When Fontane joined the "Tunnel" the particular genre of poetry in vogue at the meetings was the ballad, due to Strachwitz's clever imitations of Scottish models. Fontane's lyrics were too much like Herwegh's to win applause, but his ballads were enthusiastically received. One, in celebration of Derfflinger, established his standing in the Club, and one in honor of Zieten brought him permanently into favor with a wider public; these poems were composed in 1846. Two years later he read two books that for a long time determined his literary trend—Percy's Reliques of Ancient English Poetry and Scott's Minstrelsy of the Scottish Border. He began to write ballads on English subjects and one of them, Archibald Douglas, created a great sensation at the "Tunnel" meeting and has ever since maintained its place among the best German poems.
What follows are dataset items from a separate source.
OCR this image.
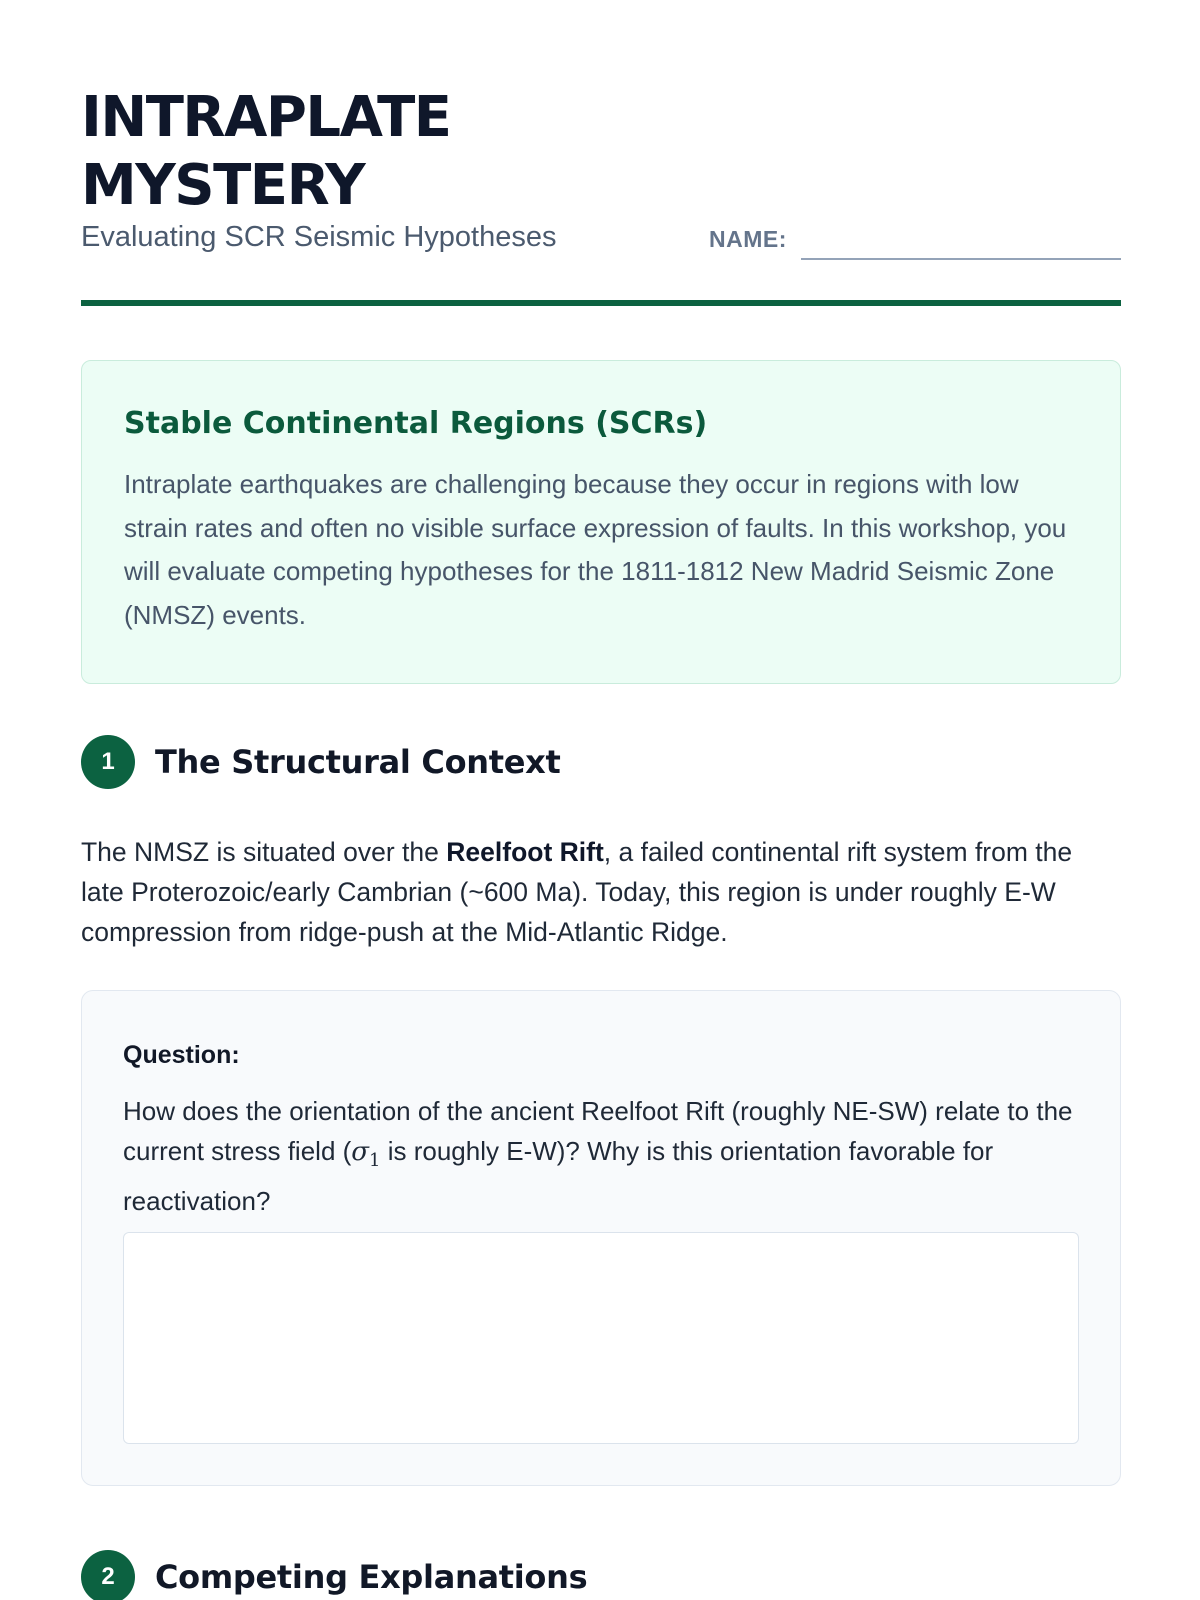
INTRAPLATE MYSTERY
Evaluating SCR Seismic Hypotheses	NAME:
Stable Continental Regions (SCRs)

Intraplate earthquakes are challenging because they occur in regions with low strain rates and often no visible surface expression of faults. In this workshop, you will evaluate competing hypotheses for the 1811-1812 New Madrid Seismic Zone (NMSZ) events.

1	The Structural Context

The NMSZ is situated over the Reelfoot Rift, a failed continental rift system from the late Proterozoic/early Cambrian (~600 Ma). Today, this region is under roughly E-W compression from ridge-push at the Mid-Atlantic Ridge.

Question:

How does the orientation of the ancient Reelfoot Rift (roughly NE-SW) relate to the current stress field ($\sigma_1$ is roughly E-W)? Why is this orientation favorable for reactivation?

2	Competing Explanations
Its popularity is partly due to the fact that it was so appropriately set to music by Carl Loewe. When Fontane returned to Berlin in 1852, after a summer's absence in England, he felt estranged from the "Tunnel" and ceased attending the meetings. Two noblemen members, von Lepel and von Merckel, who had become his friends, introduced him to the country nobility of the Mark of Brandenburg, which enabled him to make valuable additions to his portfolio of studies later drawn upon for his novels, among others, Effi Briest.
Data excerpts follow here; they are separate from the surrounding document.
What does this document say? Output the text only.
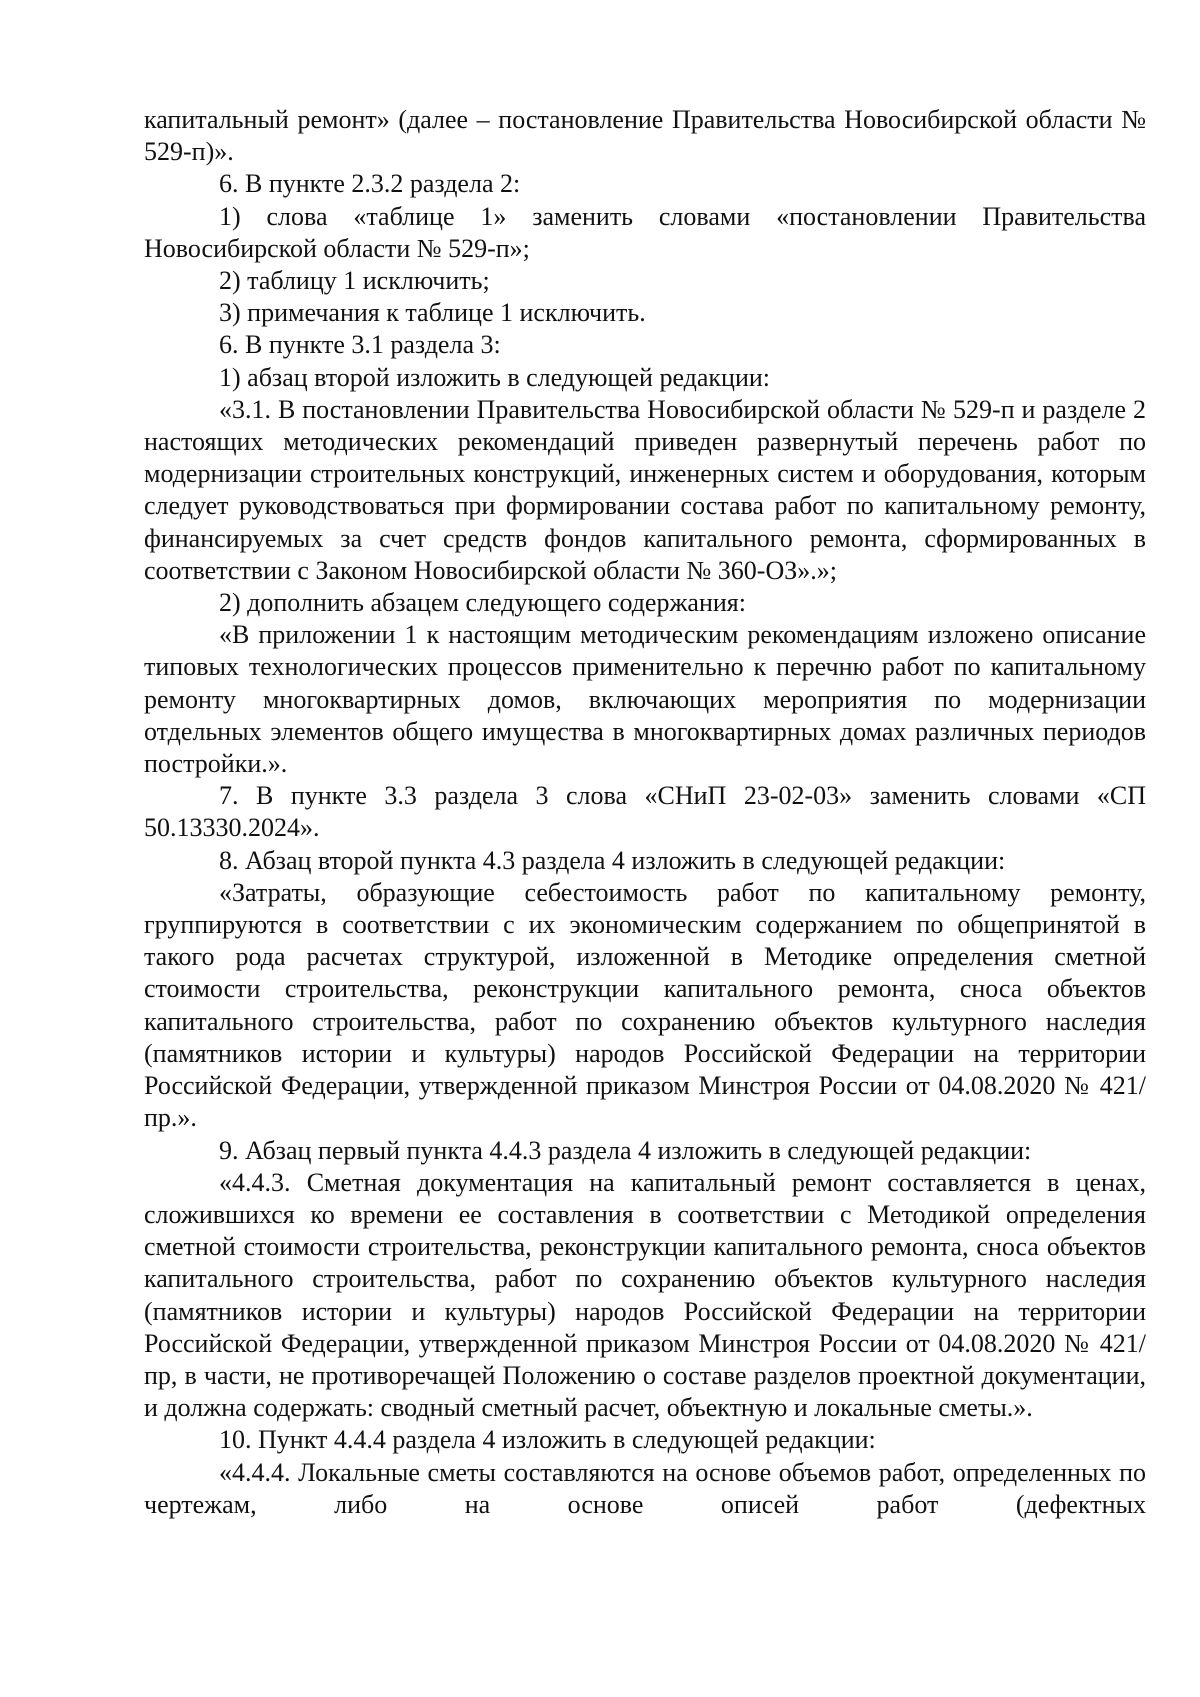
капитальный ремонт» (далее – постановление Правительства Новосибирской области № 529-п)».

6. В пункте 2.3.2 раздела 2:

1) слова «таблице 1» заменить словами «постановлении Правительства Новосибирской области № 529-п»;

2) таблицу 1 исключить;

3) примечания к таблице 1 исключить.

6. В пункте 3.1 раздела 3:

1) абзац второй изложить в следующей редакции:

«3.1. В постановлении Правительства Новосибирской области № 529-п и разделе 2 настоящих методических рекомендаций приведен развернутый перечень работ по модернизации строительных конструкций, инженерных систем и оборудования, которым следует руководствоваться при формировании состава работ по капитальному ремонту, финансируемых за счет средств фондов капитального ремонта, сформированных в соответствии с Законом Новосибирской области № 360-ОЗ».»;

2) дополнить абзацем следующего содержания:

«В приложении 1 к настоящим методическим рекомендациям изложено описание типовых технологических процессов применительно к перечню работ по капитальному ремонту многоквартирных домов, включающих мероприятия по модернизации отдельных элементов общего имущества в многоквартирных домах различных периодов постройки.».

7. В пункте 3.3 раздела 3 слова «СНиП 23-02-03» заменить словами «СП 50.13330.2024».

8. Абзац второй пункта 4.3 раздела 4 изложить в следующей редакции:

«Затраты, образующие себестоимость работ по капитальному ремонту, группируются в соответствии с их экономическим содержанием по общепринятой в такого рода расчетах структурой, изложенной в Методике определения сметной стоимости строительства, реконструкции капитального ремонта, сноса объектов капитального строительства, работ по сохранению объектов культурного наследия (памятников истории и культуры) народов Российской Федерации на территории Российской Федерации, утвержденной приказом Минстроя России от 04.08.2020 № 421/пр.».

9. Абзац первый пункта 4.4.3 раздела 4 изложить в следующей редакции:

«4.4.3. Сметная документация на капитальный ремонт составляется в ценах, сложившихся ко времени ее составления в соответствии с Методикой определения сметной стоимости строительства, реконструкции капитального ремонта, сноса объектов капитального строительства, работ по сохранению объектов культурного наследия (памятников истории и культуры) народов Российской Федерации на территории Российской Федерации, утвержденной приказом Минстроя России от 04.08.2020 № 421/пр, в части, не противоречащей Положению о составе разделов проектной документации, и должна содержать: сводный сметный расчет, объектную и локальные сметы.».

10. Пункт 4.4.4 раздела 4 изложить в следующей редакции:

«4.4.4. Локальные сметы составляются на основе объемов работ, определенных по чертежам, либо на основе описей работ (дефектных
In 1847 Fontane passed the apothecary's examination by a "hair's breadth" and soon found employment in Berlin. In the March Revolution (1848) he played a comical role, but was subsequently elected a delegate to the first convention to choose a representative. For a year and a quarter he taught two deaconesses pharmacy at an institution called "Bethany." When that employment came to an end he decided that the hoped-for time had finally arrived to give up the dispensing of medicines and earn his living by his pen. Some of his new ballads were accepted by the Morgenblatt, and a volume of verses, dedicated to his fiancee, found a publisher. When news arrived of the victory of Denmark over Schleswig-Holstein at Idstedt (1850) he set out for Kiel to enlist in the army. In Altona he received a letter offering him a position in the press department of the Prussian Ministry of the Interior. He accepted immediately and at the same time wrote to Emilie Kummer, to whom he had been engaged for five years, proposing that they should be married in October. She hastened to secure an apartment in Berlin and furnish it, and the wedding was celebrated on the sixteenth of October. Fontane thought he had entered the harbor of success, but he lost his ministerial position in six weeks and was again at sea. He had, however, a companion ready to share his trials and triumphs, and their union proved to be very happy.

In the summer of 1852 he was sent by the Prussian Ministry to London to study English conditions and write reports for the government journals, Preussische Zeitung and Die Zeit. In 1855 he was again sent to England, and this time his journalistic engagement lasted for four years. Accounts of his experiences are contained in A Summer in London (1854) and Beyond the Tweed (1860). From 1860 to 1870 he was on the staff of the Kreuzzeitung and during this time served as a war correspondent in the campaigns of 1864, 1866, and 1870-71. While accompanying the army in France he was seized with a desire to visit the home of Joan of Arc at Domremy, and was captured, taken for a spy, and imprisoned for a time on the island of Oleron in the Atlantic Ocean. An interesting account of his experiences is given in Prisoner of War (1871). During his years in England he had taken advantage of the opportunity to visit Scotland and familiarize himself with its picturesque beauties and its wealth of historical and literary associations. In the midst of these travels the thought had occurred to him that his own Mark of Brandenburg had its beauties, too, and its wealth of associations. On returning to Berlin he began his long series of journeyings through his native province, making a thorough study of both country and people, particularly the Junkers, for which his trained powers of observation, combined with warm patriotism and true love of historical research, eminently fitted him. His published records of these travels, Rambles through the Mark of Brandenburg (1862-81) and Five Castles (1889), won for him the title of the interpreter of the Mark. His right to this distinction was further established by the novels in which he later employed the fruits of these studies.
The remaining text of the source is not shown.